DYNAMICAL CLUSTERING AS A GENERATOR OF COMPLEX SYSTEM DYNAMICS

    https://doi.org/10.1142/S0218202509003875Cited by:13 (Source: Crossref)

    The challenge to understand the dynamics of Complex Systems is attracting attention from a wide range of disciplines across the natural, biological and social sciences. Recent turmoil in the financial markets has brought this challenge into the public domain, with speculation rife as to the root cause of the observed fluctuations. At their heart, all Complex Systems share the common property of featuring many interacting objects from which the observed macroscopic dynamics emerge.
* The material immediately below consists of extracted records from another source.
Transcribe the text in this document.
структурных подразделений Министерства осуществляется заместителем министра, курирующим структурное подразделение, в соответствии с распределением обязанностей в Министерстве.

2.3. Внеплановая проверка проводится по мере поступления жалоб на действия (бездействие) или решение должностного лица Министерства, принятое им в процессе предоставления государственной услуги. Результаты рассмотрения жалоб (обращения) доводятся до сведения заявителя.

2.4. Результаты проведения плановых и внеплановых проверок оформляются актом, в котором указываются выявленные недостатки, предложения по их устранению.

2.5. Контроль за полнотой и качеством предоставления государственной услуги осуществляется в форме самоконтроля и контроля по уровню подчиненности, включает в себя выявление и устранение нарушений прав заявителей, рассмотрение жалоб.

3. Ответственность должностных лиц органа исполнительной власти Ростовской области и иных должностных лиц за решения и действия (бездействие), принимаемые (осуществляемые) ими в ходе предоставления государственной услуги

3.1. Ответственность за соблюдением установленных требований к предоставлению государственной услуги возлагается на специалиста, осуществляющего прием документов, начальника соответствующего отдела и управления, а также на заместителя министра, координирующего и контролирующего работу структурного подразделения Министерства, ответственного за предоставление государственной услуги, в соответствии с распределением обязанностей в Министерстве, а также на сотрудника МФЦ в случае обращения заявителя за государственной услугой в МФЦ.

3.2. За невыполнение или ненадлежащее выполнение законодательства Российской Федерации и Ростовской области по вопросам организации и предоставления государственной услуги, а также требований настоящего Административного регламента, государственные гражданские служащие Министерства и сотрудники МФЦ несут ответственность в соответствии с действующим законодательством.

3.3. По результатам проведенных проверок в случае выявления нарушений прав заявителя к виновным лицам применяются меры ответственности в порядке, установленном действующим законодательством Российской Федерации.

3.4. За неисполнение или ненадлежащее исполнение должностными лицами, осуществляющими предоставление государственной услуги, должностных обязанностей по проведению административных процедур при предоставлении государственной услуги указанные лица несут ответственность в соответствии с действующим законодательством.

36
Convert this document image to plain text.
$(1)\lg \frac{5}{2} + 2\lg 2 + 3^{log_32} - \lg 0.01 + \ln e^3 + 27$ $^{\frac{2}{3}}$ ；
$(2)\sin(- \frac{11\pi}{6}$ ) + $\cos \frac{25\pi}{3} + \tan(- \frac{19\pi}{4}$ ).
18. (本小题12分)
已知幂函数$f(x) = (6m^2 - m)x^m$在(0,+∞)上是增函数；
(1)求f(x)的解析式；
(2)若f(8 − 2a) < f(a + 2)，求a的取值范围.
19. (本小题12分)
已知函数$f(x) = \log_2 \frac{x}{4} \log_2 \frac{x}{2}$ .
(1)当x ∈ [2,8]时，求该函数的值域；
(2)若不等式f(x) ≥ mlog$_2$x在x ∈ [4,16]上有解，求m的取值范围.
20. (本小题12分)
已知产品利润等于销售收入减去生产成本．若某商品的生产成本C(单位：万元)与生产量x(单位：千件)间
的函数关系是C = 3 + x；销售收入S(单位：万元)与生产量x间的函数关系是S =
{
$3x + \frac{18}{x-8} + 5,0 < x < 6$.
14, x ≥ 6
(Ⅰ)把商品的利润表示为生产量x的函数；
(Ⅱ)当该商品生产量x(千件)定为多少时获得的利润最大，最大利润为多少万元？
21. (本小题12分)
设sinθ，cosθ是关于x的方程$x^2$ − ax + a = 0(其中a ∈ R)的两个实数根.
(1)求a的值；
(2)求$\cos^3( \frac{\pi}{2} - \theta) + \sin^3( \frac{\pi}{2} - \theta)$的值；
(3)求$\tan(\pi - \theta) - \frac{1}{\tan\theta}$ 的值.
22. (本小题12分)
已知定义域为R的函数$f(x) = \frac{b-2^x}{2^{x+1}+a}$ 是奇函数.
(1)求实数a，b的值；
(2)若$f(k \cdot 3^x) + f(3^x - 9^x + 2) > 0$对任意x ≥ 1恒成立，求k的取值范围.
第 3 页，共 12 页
Exactly how this happens cannot yet be specified in a generic way — however, an important milestone in this endeavor is to develop a quantitative understanding of any internal clustering dynamics within the population. Coalescence-fragmentation processes have been studied widely in conventional chemistry and physics — however, collective behavior in social systems is not limited by nearest-neighbor interactions, nor are the details of social coalescence or fragmentation processes necessarily the same as in physical and biological systems. Here we discuss the general phenomenon of coalescence and fragmentation problems with a focus on social systems in which a typical fragmentation process corresponds to an entire group breaking up, as opposed to the typical binary splitting studied in physical and biological systems. Having discussed situations under which power-laws for the group distribution size emerge from such internal clustering dynamics, we move on to look at the specific application to financial markets. We propose a new model for financial market dynamics based on the combination of internal clustering (i.e. herding) dynamics with human decision-making. The resulting fluctuation in price movements is closer to what is observed empirically, leading us to speculate that the combination of dynamical clustering and decision-making are key for developing quantitative models of social dynamical phenomena.